It’s the oldest story in the world: Baby gets born and everybody wants a piece of the action. Especially the new grandparents.
I’m one of those new grandparents, the grandmother of a six-pound, 15-ounce little girl born August 8, 2015, in Seattle. Her name is Ellie. I’m so delighted about Ellie that I’m sure people will start avoiding me soon – me and my slightly hysterical grin, my constant gushing, and my ever-expanding cache of cute photos.
As usual, I exaggerate, but not that much. It’s a funny feeling to have your heart expand and ache with new love when you’re 65. And it’s hard not to tell everybody way too much about it – like my yoga class, my hairdresser, all my friends, store clerks, random acquaintances, and total strangers. Hard! But I try to keep a lid on it.
Right now, what I want more than anything is for my granddaughter to know me. I want to play some kind of role in her life.
But I live 1770 miles from Seattle — in Austin, that irrepressible blue dot in the center of Texas.

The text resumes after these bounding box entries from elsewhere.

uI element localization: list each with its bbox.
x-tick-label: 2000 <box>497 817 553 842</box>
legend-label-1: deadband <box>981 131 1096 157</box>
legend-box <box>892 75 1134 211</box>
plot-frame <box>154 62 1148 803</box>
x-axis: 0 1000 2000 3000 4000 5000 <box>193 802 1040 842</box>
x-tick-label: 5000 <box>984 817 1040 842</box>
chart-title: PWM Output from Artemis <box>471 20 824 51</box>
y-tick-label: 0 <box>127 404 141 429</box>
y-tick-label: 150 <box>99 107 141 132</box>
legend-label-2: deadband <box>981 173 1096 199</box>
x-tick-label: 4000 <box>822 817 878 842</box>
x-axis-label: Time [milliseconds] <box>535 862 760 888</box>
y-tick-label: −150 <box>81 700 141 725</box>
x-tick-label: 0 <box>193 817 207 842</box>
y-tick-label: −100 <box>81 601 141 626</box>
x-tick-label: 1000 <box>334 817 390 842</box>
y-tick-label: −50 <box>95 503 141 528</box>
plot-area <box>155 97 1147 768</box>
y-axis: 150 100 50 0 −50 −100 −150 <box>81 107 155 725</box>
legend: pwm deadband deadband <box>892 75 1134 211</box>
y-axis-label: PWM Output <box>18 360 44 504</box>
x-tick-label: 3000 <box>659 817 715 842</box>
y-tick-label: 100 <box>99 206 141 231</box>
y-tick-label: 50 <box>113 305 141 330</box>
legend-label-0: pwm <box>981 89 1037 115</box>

And, like anyone my age with a reasonable grasp on reality, I wonder how many good years I have left. After all, both my parents declined precipitously once they turned 70. I take good care of myself, but who knows? One day, you’re kicking up your heels, the next day, you’re drooling in the corner.
That’s why I’ve decided to write this new blog, Love, Coco XO – so my granddaughter can know me someday. Like most of my written projects (no, really, like most of my life), I’m not quite sure how it will turn out; I do have a certain faith in letting things evolve as they will. But I want to tell Ellie about what I’ve learned over the years, where our family came from, what it’s like to be a woman in this whacked-out world, what I think is important, what I think is pure swill.
I’m not writing to that little baby with the deep blue eyes. I’m writing to that older girl she’ll become – that curious adolescent with a wise-acre sense of humor and a tender heart, that young woman who will go places I’ve never dreamed of. If I ever get preachy or self-righteous, please cut off my oxygen supply.